The Executive Secretary of ECLAC (at the center), during the keynote lecture offered at Torcuato Di Tella University in Buenos Aires.
Photo: ECLAC.

Speaking today at a keynote lecture given in Buenos Aires, Alicia Bárcena, the Executive Secretary of the Economic Commission for Latin America and the Caribbean (ECLAC), said that the region faces situational and structural challenges in implementing the 2030 Agenda for Sustainable Development, including stagnating economic and social indicators, high levels of inequality and vulnerability to climate change.

Her lecture, titled Challenges for the Implementation of the 2030 Agenda for Sustainable Development, was hosted by Torcuato Di Tella University at the auditorium of its Alcorta Campus. The senior United Nations official was accompanied during her presentation by the Executive Secretary of Argentina’s National Council for the Coordination of Social Policies, Gabriela Agosto.

“The region is facing economic and social stagnation,” said Alicia Bárcena, who went on to report that Latin America and the Caribbean were facing low rates of growth (with ECLAC projecting a figure of 1.3% for 2017) and four years of accumulated reductions in their exports.
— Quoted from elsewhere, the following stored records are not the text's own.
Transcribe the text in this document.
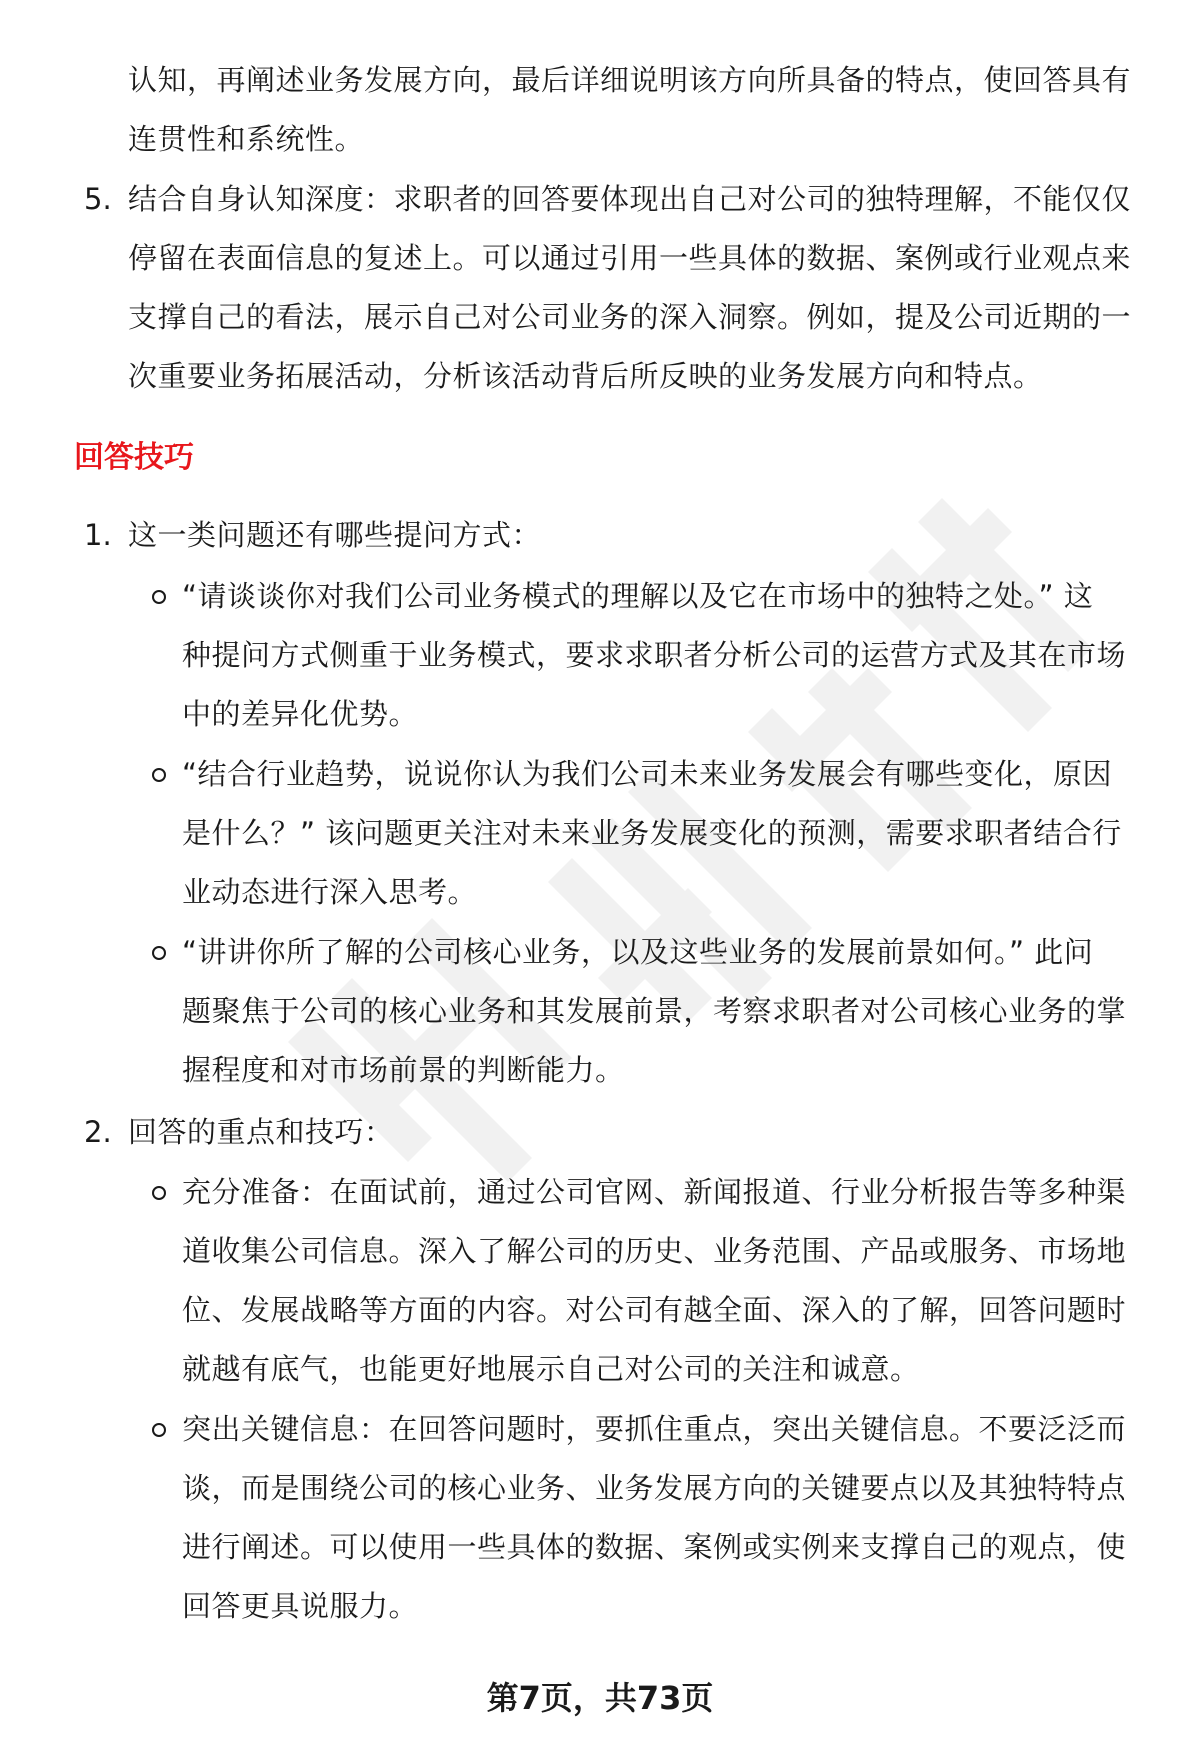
认知，再阐述业务发展方向，最后详细说明该方向所具备的特点，使回答具有
连贯性和系统性。
5. 结合自身认知深度：求职者的回答要体现出自己对公司的独特理解，不能仅仅
停留在表面信息的复述上。可以通过引用一些具体的数据、案例或行业观点来
支撑自己的看法，展示自己对公司业务的深入洞察。例如，提及公司近期的一
次重要业务拓展活动，分析该活动背后所反映的业务发展方向和特点。
回答技巧
1. 这一类问题还有哪些提问方式：
“请谈谈你对我们公司业务模式的理解以及它在市场中的独特之处。” 这
种提问方式侧重于业务模式，要求求职者分析公司的运营方式及其在市场
中的差异化优势。
“结合行业趋势，说说你认为我们公司未来业务发展会有哪些变化，原因
是什么？” 该问题更关注对未来业务发展变化的预测，需要求职者结合行
业动态进行深入思考。
“讲讲你所了解的公司核心业务，以及这些业务的发展前景如何。” 此问
题聚焦于公司的核心业务和其发展前景，考察求职者对公司核心业务的掌
握程度和对市场前景的判断能力。
2. 回答的重点和技巧：
充分准备：在面试前，通过公司官网、新闻报道、行业分析报告等多种渠
道收集公司信息。深入了解公司的历史、业务范围、产品或服务、市场地
位、发展战略等方面的内容。对公司有越全面、深入的了解，回答问题时
就越有底气，也能更好地展示自己对公司的关注和诚意。
突出关键信息：在回答问题时，要抓住重点，突出关键信息。不要泛泛而
谈，而是围绕公司的核心业务、业务发展方向的关键要点以及其独特特点
进行阐述。可以使用一些具体的数据、案例或实例来支撑自己的观点，使
回答更具说服力。
第7页，共73页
In addition, the region has low levels of productivity and competitiveness and its revenue collection is weak, with a tax avoidance rate in 2015 equal to 6.7% of its gross domestic product (GDP), she said.

That is compounded by persistent poverty —estimated in 2015 to affect 175 million Latin Americans— and by pronounced levels of inequality and vulnerability to climate change and environmental decay, the repercussions of which are also unequal and impact more severely the underprivileged segments of the population, added the regional organization’s Executive Secretary.

To meet those challenges, Alicia Bárcena said, as a strategy for implementing the 2030 Agenda, ECLAC proposes forging new alliances and public-private partnerships at the global, regional and national levels to promote structural change based on a big environmental push, with learning and innovation-intensive investments in low-carbon sectors, which will in turn reactivate economic growth, improve employment quality and expand social protection.

As the Executive Secretary explained, this strategic proposal for the 2030 Agenda also poses challenges related to implementation mechanisms, particularly as regards funding, technology, fair trade and access to information, the incorporation of the Sustainable Development Goals (SDGs) into national development plans and budgets, the establishment of indicators for measuring progress with those goals, intersectoral and inter-institutional coordination and the involvement of all social actors to reach the targets set.

In the governmental arena, Alicia Bárcena also called for growth to be boosted through countercyclical policies focused on public and private investment and in line with the big environmental push proposed by ECLAC, for the development of industrial and technological policies to improve productivity and for intelligent fiscal adjustments to reduce tax evasion and safeguard social spending.

To explore further the challenges that the 2030 Agenda poses in the region, the head of ECLAC invited her audience to follow the discussions that are to take place at the first meeting of the Forum of the Countries of Latin America and the Caribbean on Sustainable Development, the regional mechanism for monitoring the implementation of the 2030 Agenda, which is to take place in Mexico City on 26 to 28 April.

During her visit to Argentina, on 6 and 7 April, Alicia Bárcena also attended the meeting of the 2017 World Economic Forum on Latin America taking place in Buenos Aires. At that event she spoke in discussions on economic prospects, the digital economy, urbanization trends, the regional institutional architecture and other topics.